PhenomenalMAG Staff  |  Tech Noire

Technology-related careers are among the most in-demand in the country, yet historically, there haven't been many women employed in this field.

Only 16% of engineering roles and 27% of computing occupations are held by women nationwide, according to a survey by Girls Who Code and Accenture, and this percentage is predicted to decrease over the course of the next decade.

More women are needed in this field, says Dell Technologies operations manager Chenise Upshur. She stresses the importance of reaching gender parity for the continued success of the tech industry, and the initiatives that can be taken to help open doors for more women to enter this field.

Arouse curiosity in students

The National Science Foundation reports that women make up only 19% of students enrolled in high school AP computer classes, making it crucial for female students to maintain interest in school. Few female students continue STEM subjects in upper grades.

Dell Technologies' STEM Aspire initiative, which pairs female STEM students with female mentors who work at Dell, was created with the goal of fostering mentorship. The Align program at Northwestern University, which assists women and underrepresented minorities from fields other than information technology (IT) who are seeking master's degrees in computer science, is also supported by Dell. Dell has offered financial assistance, mentorship, and co-op roles within the organization.

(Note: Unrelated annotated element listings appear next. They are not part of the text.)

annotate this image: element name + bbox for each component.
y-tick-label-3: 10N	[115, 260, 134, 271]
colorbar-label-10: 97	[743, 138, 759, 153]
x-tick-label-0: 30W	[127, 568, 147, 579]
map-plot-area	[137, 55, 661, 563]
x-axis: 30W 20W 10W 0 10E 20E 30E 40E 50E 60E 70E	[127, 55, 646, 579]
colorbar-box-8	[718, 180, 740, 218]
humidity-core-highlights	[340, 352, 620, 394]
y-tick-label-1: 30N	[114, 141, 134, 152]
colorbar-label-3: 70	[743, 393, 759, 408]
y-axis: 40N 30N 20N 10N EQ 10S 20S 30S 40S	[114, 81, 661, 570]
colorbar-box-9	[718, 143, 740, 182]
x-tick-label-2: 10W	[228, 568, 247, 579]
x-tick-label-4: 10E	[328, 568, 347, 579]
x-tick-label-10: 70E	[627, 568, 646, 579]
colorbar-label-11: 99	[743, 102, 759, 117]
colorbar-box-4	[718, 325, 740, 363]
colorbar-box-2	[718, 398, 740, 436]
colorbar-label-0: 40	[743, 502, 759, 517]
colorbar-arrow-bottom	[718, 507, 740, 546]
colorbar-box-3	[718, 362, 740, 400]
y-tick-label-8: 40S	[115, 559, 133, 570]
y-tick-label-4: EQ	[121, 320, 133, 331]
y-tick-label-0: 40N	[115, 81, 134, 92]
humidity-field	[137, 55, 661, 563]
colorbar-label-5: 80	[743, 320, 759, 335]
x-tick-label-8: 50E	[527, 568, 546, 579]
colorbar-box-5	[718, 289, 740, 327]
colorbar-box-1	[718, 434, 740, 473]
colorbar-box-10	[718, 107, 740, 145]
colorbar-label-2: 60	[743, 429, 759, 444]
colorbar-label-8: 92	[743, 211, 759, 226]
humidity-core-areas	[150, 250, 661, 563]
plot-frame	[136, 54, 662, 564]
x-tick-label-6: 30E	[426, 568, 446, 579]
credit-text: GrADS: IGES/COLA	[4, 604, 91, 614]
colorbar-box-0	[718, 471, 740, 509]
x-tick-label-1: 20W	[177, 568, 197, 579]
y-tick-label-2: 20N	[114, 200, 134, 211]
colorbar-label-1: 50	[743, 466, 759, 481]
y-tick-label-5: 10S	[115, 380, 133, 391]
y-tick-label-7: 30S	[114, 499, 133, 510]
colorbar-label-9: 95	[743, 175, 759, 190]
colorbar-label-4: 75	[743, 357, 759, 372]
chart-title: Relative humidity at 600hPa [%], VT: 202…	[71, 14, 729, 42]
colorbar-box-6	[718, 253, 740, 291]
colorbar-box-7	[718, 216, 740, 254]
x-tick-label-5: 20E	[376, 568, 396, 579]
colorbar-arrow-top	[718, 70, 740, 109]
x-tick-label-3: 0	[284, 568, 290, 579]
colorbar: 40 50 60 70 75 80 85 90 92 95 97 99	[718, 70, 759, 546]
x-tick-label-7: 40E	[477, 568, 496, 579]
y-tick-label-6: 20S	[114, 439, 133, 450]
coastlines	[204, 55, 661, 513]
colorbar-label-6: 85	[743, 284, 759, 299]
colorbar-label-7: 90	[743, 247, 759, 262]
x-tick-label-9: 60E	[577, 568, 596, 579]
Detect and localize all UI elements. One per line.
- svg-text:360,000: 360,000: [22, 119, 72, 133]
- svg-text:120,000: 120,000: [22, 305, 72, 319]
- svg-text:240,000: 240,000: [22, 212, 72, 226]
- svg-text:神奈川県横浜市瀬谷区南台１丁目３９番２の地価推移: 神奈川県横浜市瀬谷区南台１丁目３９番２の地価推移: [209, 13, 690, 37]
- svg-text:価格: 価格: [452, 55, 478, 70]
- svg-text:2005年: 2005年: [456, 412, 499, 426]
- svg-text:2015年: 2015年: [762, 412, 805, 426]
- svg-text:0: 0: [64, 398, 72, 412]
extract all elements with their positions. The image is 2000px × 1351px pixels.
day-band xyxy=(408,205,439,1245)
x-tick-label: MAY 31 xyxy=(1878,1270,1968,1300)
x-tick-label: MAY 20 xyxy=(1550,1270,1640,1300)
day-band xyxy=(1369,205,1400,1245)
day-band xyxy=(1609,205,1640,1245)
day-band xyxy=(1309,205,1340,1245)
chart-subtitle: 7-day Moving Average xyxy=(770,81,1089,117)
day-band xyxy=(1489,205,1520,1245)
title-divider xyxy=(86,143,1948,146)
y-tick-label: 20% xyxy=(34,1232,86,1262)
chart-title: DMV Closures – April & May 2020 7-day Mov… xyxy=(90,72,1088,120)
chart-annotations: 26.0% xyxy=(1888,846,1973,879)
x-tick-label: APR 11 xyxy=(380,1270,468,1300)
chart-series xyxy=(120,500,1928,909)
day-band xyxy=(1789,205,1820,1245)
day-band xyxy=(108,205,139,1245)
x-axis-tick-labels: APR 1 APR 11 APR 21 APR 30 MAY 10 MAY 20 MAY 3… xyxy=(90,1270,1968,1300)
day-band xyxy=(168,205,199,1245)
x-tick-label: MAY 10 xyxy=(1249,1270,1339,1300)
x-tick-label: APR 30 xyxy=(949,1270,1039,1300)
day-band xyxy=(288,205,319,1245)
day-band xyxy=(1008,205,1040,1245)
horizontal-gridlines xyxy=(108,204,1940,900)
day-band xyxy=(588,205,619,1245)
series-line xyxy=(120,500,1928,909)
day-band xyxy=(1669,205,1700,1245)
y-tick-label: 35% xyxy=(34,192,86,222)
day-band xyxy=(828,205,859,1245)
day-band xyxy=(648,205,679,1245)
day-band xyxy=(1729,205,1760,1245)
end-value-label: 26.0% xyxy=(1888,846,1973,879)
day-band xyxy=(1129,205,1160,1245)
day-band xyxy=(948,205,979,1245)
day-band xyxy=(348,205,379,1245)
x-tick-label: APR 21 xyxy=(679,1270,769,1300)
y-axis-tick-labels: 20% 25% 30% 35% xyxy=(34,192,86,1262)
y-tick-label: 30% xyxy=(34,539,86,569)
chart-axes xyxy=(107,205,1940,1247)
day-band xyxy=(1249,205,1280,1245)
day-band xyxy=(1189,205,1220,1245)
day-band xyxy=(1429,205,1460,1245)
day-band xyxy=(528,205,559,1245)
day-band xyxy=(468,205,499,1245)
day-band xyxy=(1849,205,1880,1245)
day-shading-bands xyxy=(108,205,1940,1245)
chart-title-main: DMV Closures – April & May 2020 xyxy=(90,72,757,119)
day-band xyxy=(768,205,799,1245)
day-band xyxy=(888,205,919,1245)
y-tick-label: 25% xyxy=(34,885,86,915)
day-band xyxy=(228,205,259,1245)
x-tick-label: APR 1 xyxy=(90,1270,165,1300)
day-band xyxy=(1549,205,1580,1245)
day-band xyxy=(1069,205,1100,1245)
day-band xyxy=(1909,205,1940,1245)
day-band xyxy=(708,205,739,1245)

Keep more parents employed in tech jobs

For parents to continue on their current job paths, flexible work options are crucial. According to data published in the US journal Proceedings of the National Academy of Sciences, about half of new mothers quit their full-time STEM careers. Through Dell's funding to the Diapers to Diplomas program to encourage degree completion, 128 grant recipients get 200 diapers every month.

Prior to the pandemic, Dell's IT Team Member Experience business (TMX) had been working to create a remote-first strategy for offering its consumers IT services. For the past two years, Dell has been able to ease the transition to work-from-home status and provide working parents with the freedom they need to advance in their professions.

In addition to showing how appealing tech jobs are for working parents, this model boosts employee retention, which is important for bridging the gender pay gap.

Ensure that your workforce is gender-equitable

Accountability and change begin at the top. To achieve a more diverse and gender-representative workforce, IT leaders must set reasonable goals and monitor their progress.